The SEC may have found another approach however. Last month the Commission filed an insider trading case styled SEC v. Zeringue, Civil Action No. 3:15-cv-00405 (W.D. La. Filed Feb. 19, 2015). It involved tipping. The core of the action is straight forward. Defendant Scott Zeringue was a the vice president of construction operations at Shaw Group, Inc., an energy construction company. Defendant Jessie Roberts is his brother-in-law.

The complaint centers on the acquisition of Shaw by Chicago Bridge & Iron in a deal announced on February 13, 2013. Prior to the deal announcement, Mr. Zeringue learned of the then pending transaction through his employment. He purchased 125 shares of Shaw. He also told his brother-in-law about the deal and asked him to purchase additional shares for him. Mr. Roberts made purchases, and tipped Friend A. Both traded. Overall Mr. Roberts had trading profits of $765,000 while the other traders profits totaled $154,000 The action alleges violations of Exchange Act Section 10(b).

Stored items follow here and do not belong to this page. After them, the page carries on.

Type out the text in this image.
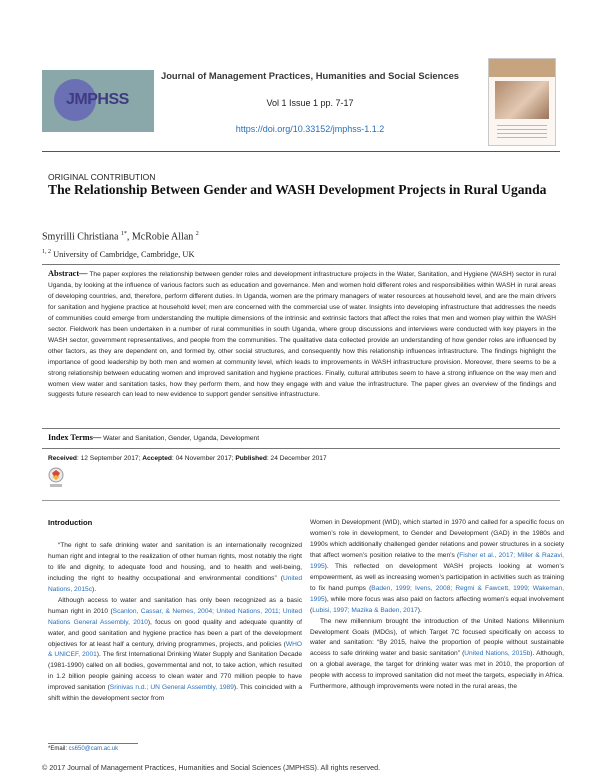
JMPHSS
Journal of Management Practices, Humanities and Social Sciences
Vol 1 Issue 1 pp. 7-17
https://doi.org/10.33152/jmphss-1.1.2
ORIGINAL CONTRIBUTION
The Relationship Between Gender and WASH Development Projects in Rural Uganda
Smyrilli Christiana $^{1*}$, McRobie Allan $^2$
$^{1, 2}$ University of Cambridge, Cambridge, UK
Abstract— The paper explores the relationship between gender roles and development infrastructure projects in the Water, Sanitation, and Hygiene (WASH) sector in rural Uganda, by looking at the influence of various factors such as education and governance. Men and women hold different roles and responsibilities within WASH in rural areas of developing countries, and, therefore, perform different duties. In Uganda, women are the primary managers of water resources at household level, and are the main drivers for sanitation and hygiene practice at household level; men are concerned with the commercial use of water. Insights into developing infrastructure that addresses the needs of communities could emerge from understanding the multiple dimensions of the intrinsic and extrinsic factors that affect the roles that men and women play within the WASH sector. Fieldwork has been undertaken in a number of rural communities in south Uganda, where group discussions and interviews were conducted with key players in the WASH sector, government representatives, and people from the communities. The qualitative data collected provide an understanding of how gender roles are influenced by other factors, as they are dependent on, and formed by, other social structures, and consequently how this relationship influences infrastructure. The findings highlight the importance of good leadership by both men and women at community level, which leads to improvements in WASH infrastructure provision. Moreover, there seems to be a strong relationship between educating women and improved sanitation and hygiene practices. Finally, cultural attributes seem to have a strong influence on the way men and women view water and sanitation tasks, how they perform them, and how they engage with and value the infrastructure. The paper gives an overview of the findings and suggests future research can lead to new evidence to support gender sensitive infrastructure.
Index Terms— Water and Sanitation, Gender, Uganda, Development
Received: 12 September 2017; Accepted: 04 November 2017; Published: 24 December 2017

Introduction

“The right to safe drinking water and sanitation is an internationally recognized human right and integral to the realization of other human rights, most notably the right to life and dignity, to adequate food and housing, and to health and well-being, including the right to healthy occupational and environmental conditions” (United Nations, 2015c).

Although access to water and sanitation has only been recognized as a basic human right in 2010 (Scanlon, Cassar, & Nemes, 2004; United Nations, 2011; United Nations General Assembly, 2010), focus on good quality and adequate quantity of water, and good sanitation and hygiene practice has been a part of the development objectives for at least half a century, driving programmes, projects, and policies (WHO & UNICEF, 2001). The first International Drinking Water Supply and Sanitation Decade (1981-1990) called on all bodies, governmental and not, to take action, which resulted in 1.2 billion people gaining access to clean water and 770 million people to have improved sanitation (Srinivas n.d.; UN General Assembly, 1989). This coincided with a shift within the development sector from

Women in Development (WID), which started in 1970 and called for a specific focus on women’s role in development, to Gender and Development (GAD) in the 1980s and 1990s which additionally challenged gender relations and power structures in a society that affect women’s position relative to the men’s (Fisher et al., 2017; Miller & Razavi, 1995). This reflected on development WASH projects looking at women’s empowerment, as well as increasing women’s participation in activities such as training to fix hand pumps (Baden, 1999; Ivens, 2008; Regmi & Fawcett, 1999; Wakeman, 1995), while more focus was also paid on factors affecting women’s equal involvement (Lubisi, 1997; Mazika & Baden, 2017).

The new millennium brought the introduction of the United Nations Millennium Development Goals (MDGs), of which Target 7C focused specifically on access to water and sanitation: “By 2015, halve the proportion of people without sustainable access to safe drinking water and basic sanitation” (United Nations, 2015b). Although, on a global average, the target for drinking water was met in 2010, the proportion of people with access to improved sanitation did not meet the targets, especially in Africa. Furthermore, although improvements were noted in the rural areas, the

*Email: cs650@cam.ac.uk
© 2017 Journal of Management Practices, Humanities and Social Sciences (JMPHSS). All rights reserved.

There was little question, based on the face of the complaint, that the tip from Mr. Zeringue to his brother-in-law met the Newman personal benefit test. There the court, returning to Dirks v. SEC, 463 U.S. 646 (1983), held that there has to be a benefit to the insider from the tip that is in the nature of a quid pro quo and is known to the tippee. The Zeringue complaint in this regard claims that Mr. Roberts paid his brother-in-law $30,000 for the tip. It also alleges that Mr. Zeringue initially told his brother-in-law about the deal because he wanted him to trade additional shares for his benefit.

Now, however, the SEC has amended its complaint, adding Billy Joe Adcox, Jr. as a defendant. Mr. Adcox is employed as a pharmaceutical salesman. He is, according to the complaint, a “long-time friend” of Mr. Roberts. Mr. Roberts told his long-time friend about the then pending deal. In doing so “Roberts told Adcox he had learned the information from his brother-in-law, a Shaw insider.” Mr. Adcox traded while in, possession of the information. He had $28,000 in trading profits. Mr. Adcox also tipped another individual who traded.

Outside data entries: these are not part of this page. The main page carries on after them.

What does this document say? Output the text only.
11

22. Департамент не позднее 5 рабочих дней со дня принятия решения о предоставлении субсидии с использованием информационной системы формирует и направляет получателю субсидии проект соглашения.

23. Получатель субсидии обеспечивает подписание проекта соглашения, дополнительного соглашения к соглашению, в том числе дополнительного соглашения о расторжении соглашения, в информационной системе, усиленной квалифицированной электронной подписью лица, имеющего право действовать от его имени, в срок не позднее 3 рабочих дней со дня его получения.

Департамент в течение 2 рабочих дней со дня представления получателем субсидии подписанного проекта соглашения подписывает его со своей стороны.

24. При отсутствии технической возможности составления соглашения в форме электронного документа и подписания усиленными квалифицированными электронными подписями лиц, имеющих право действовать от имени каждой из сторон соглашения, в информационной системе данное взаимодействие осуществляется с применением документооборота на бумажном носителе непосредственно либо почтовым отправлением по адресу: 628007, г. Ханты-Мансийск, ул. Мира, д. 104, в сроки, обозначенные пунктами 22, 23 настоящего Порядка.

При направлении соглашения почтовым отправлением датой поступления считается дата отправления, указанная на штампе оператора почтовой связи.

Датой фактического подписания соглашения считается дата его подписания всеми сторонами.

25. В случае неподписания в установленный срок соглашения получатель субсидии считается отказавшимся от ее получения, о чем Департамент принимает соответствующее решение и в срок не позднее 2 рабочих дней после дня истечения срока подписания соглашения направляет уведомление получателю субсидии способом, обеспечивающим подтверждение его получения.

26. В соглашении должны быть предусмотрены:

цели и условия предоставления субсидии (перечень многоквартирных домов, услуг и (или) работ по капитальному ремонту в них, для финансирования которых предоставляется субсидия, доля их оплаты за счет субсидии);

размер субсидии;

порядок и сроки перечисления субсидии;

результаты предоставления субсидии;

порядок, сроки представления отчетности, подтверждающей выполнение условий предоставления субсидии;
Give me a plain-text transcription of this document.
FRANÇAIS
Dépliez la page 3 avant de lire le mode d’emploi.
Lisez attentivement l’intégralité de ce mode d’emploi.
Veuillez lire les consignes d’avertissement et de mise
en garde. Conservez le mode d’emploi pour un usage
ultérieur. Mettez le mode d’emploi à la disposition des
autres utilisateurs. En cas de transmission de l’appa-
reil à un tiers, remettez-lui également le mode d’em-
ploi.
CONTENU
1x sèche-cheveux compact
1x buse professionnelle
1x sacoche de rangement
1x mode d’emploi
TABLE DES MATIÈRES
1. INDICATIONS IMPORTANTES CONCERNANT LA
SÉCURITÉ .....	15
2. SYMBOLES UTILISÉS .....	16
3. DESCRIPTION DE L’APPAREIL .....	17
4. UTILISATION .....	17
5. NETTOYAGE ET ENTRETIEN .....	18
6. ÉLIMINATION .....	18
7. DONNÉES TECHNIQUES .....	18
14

The SEC does not make any reference to the Newman personal benefit test in describing the Roberts-Adcox tip. Rather, the allegations are limited to a claim that Mr. Adcox learned the information came from a corporate insider. The complaint does allege violations of Exchange Act Section 10(b).

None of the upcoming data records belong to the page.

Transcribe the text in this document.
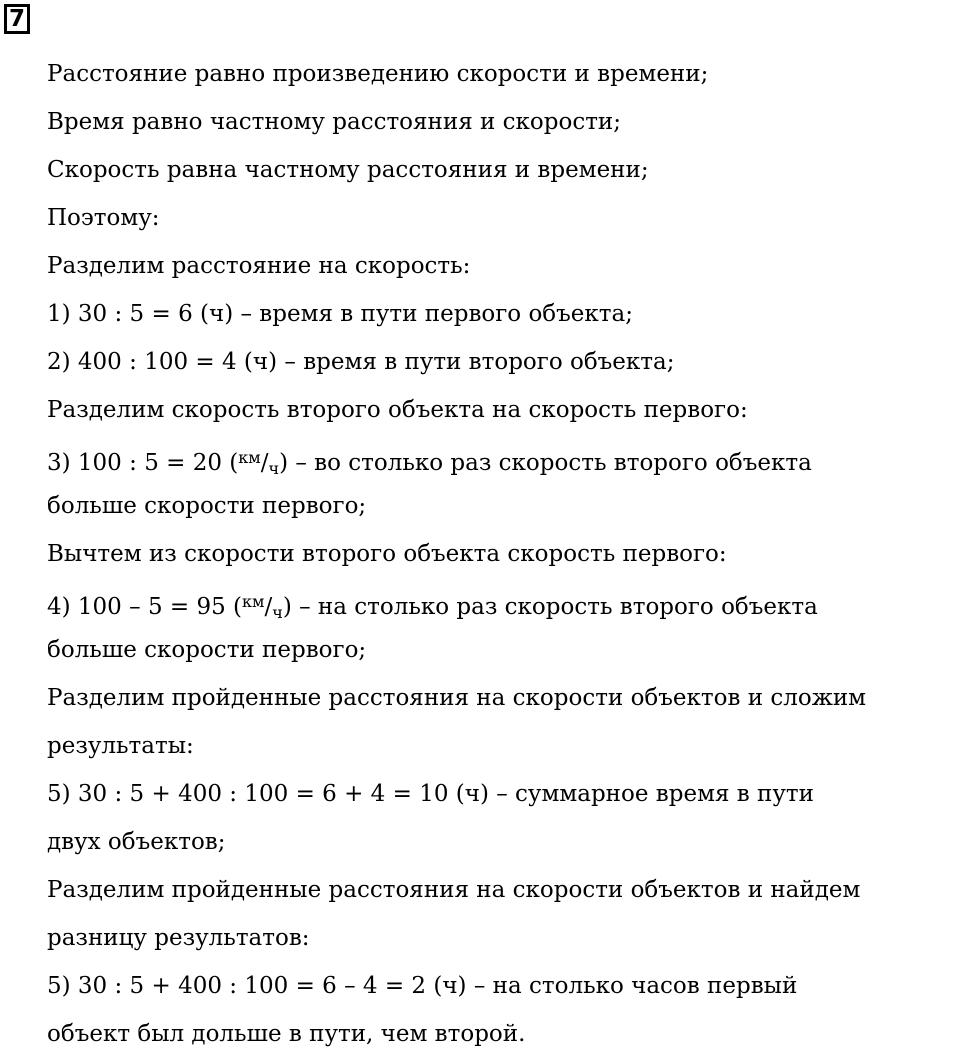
7
Расстояние равно произведению скорости и времени;
Время равно частному расстояния и скорости;
Скорость равна частному расстояния и времени;
Поэтому:
Разделим расстояние на скорость:
1) 30 : 5 = 6 (ч) – время в пути первого объекта;
2) 400 : 100 = 4 (ч) – время в пути второго объекта;
Разделим скорость второго объекта на скорость первого:
3) 100 : 5 = 20 $(^{км}/_ч)$ – во столько раз скорость второго объекта
больше скорости первого;
Вычтем из скорости второго объекта скорость первого:
4) 100 – 5 = 95 $(^{км}/_ч)$ – на столько раз скорость второго объекта
больше скорости первого;
Разделим пройденные расстояния на скорости объектов и сложим
результаты:
5) 30 : 5 + 400 : 100 = 6 + 4 = 10 (ч) – суммарное время в пути
двух объектов;
Разделим пройденные расстояния на скорости объектов и найдем
разницу результатов:
5) 30 : 5 + 400 : 100 = 6 – 4 = 2 (ч) – на столько часов первый
объект был дольше в пути, чем второй.
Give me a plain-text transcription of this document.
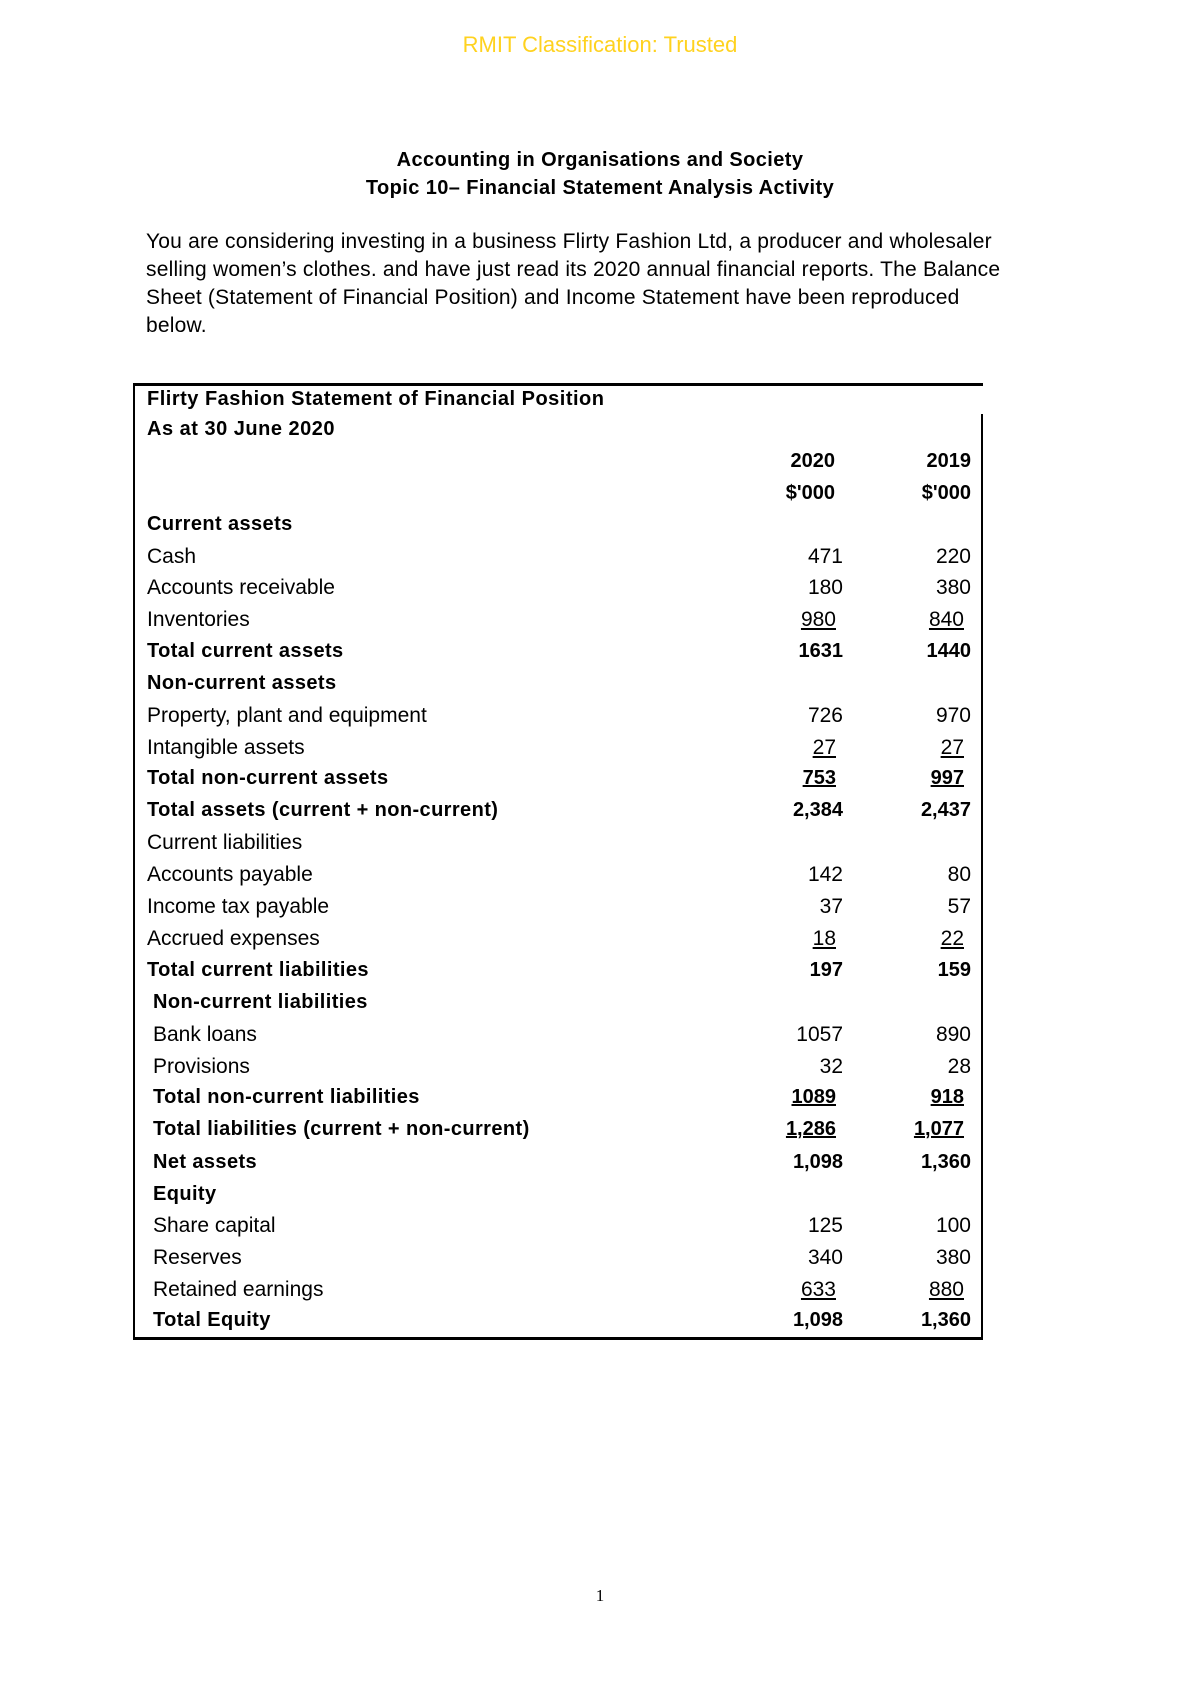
RMIT Classification: Trusted
Accounting in Organisations and Society
Topic 10– Financial Statement Analysis Activity
You are considering investing in a business Flirty Fashion Ltd, a producer and wholesaler
selling women’s clothes. and have just read its 2020 annual financial reports. The Balance
Sheet (Statement of Financial Position) and Income Statement have been reproduced
below.
Flirty Fashion Statement of Financial Position
As at 30 June 2020
2020	2019
$'000	$'000
Current assets
Cash	471	220
Accounts receivable	180	380
Inventories	980	840
Total current assets	1631	1440
Non-current assets
Property, plant and equipment	726	970
Intangible assets	27	27
Total non-current assets	753	997
Total assets (current + non-current)	2,384	2,437
Current liabilities
Accounts payable	142	80
Income tax payable	37	57
Accrued expenses	18	22
Total current liabilities	197	159
Non-current liabilities
Bank loans	1057	890
Provisions	32	28
Total non-current liabilities	1089	918
Total liabilities (current + non-current)	1,286	1,077
Net assets	1,098	1,360
Equity
Share capital	125	100
Reserves	340	380
Retained earnings	633	880
Total Equity	1,098	1,360
1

Mr. Adcox has not settled with the Commission. There is good reason. On its face the amendment to the complaint does not appear to comply with Newman. Rather, it follows the Commission’s long time, pre-Newman approach of apparently relying on the relationship between the two men. Whether the SEC can convince a district court in the another circuit that Newman should not be followed remains to be seen. If so, eventually there could be a circuit split – assuming that Newman is not reheard by the Second Circuit. That would give the Commission an opportunity to roll back Newman to the more prosecution friendly standard of proof the U.S. Attorney is seeking with the request to rehear Newman. On the other hand, the SEC might do well to remember that Newman stems from the reversal of a district court decision in which the U.S. Attorney convinced the court not to give a personal benefit instruction. See Lit. Rel. No. 23215 (March 6, 2015).